There had been something unreal about the whole day, she reflected that evening, the alien light on the snow, the sense of desertion at Westbury Hall. She’d longed for the delightful Christmases of her childhood, for although there had been icicles, candles and a leaping fire in the grate today, and rich marzipan fruit cake, it was marred by bereavement and rumours of war. The innocence of those far-off days of her childhood was gone for ever.
Eleven
Jennifer Bulldock, who opened the farmhouse door on New Year’s Eve, was a tall girl, but awkwardly coltish rather than gracefully willowy.

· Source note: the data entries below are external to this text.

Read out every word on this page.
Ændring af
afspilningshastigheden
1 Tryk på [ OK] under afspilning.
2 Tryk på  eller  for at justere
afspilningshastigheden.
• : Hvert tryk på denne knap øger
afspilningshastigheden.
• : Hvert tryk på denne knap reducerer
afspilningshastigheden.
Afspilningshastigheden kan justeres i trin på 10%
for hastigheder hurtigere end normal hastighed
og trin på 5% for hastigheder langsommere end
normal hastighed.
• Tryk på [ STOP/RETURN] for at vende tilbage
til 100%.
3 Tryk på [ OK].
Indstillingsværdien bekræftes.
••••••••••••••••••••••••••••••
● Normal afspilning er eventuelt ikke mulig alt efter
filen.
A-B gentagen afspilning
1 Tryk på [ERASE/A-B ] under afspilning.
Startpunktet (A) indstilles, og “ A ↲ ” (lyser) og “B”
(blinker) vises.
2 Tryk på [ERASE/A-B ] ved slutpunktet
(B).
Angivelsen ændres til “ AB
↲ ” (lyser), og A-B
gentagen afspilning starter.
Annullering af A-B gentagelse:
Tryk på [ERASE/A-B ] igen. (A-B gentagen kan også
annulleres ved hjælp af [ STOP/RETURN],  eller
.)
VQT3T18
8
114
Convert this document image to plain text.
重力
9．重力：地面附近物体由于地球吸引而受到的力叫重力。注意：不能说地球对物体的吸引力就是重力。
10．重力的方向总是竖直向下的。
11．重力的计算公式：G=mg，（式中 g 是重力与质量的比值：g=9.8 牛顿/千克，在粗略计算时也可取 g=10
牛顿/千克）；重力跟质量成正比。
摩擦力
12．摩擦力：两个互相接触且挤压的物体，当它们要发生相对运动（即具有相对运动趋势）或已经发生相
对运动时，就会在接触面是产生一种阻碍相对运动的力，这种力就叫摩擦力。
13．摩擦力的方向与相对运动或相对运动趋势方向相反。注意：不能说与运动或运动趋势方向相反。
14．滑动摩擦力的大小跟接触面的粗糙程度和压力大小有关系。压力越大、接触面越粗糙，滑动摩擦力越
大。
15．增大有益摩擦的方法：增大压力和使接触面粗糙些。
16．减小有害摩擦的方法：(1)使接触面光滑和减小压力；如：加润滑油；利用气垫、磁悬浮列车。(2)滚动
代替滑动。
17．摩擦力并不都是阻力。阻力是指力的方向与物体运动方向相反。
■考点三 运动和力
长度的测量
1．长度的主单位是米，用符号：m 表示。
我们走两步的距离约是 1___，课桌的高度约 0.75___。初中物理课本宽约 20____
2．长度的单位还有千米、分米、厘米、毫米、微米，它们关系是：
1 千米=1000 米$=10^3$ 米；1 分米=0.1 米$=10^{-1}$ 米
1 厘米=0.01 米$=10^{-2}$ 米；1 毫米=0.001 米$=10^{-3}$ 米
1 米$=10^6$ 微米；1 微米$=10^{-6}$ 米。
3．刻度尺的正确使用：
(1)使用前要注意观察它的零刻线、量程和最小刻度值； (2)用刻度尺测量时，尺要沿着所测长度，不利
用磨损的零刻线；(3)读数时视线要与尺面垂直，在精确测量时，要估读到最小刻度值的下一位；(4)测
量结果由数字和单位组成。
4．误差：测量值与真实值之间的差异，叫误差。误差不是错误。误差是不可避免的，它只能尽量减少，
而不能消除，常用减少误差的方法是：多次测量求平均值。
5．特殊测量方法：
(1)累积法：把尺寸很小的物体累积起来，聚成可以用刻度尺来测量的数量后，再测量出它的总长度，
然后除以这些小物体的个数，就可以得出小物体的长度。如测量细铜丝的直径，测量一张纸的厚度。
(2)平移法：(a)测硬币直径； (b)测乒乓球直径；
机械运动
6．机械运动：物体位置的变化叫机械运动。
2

‘Oh goody, Ivor, you’re just in time for Blind Man’s Buff.’ Her hearty voice competed with the yapping of the small terrier dog which she was trying to collar.
‘Maybe once I’ve got a drink inside me,’ Ivor laughed. ‘Jen, this is Miss Sarah Bailey and her sister Diane.’
‘Wonderful to meet you both. Do come in. Whoops, don’t mind Chester, he gets overexcited.’ The dog was making angry rushes at the newcomers, but Jennifer was finally able to nab him and bundle him into the arms of a maid who bore him away.
‘You’re very kind to have us,’ Sarah said, liking this girl immensely. She possessed an air of good humour and took their hats and coats without any fuss before ushering them into a large cheerful drawing room where a scene of chaos greeted them. The furniture had been pushed to the walls and a dozen young people were crowding around a burly ginger-head in an ill-fitting dark suit. His blindfold, a ladies’ polka-dotted scarf, pushed his fringe up into a spiky halo.
‘He’s all yours, Harry!’ somebody shouted.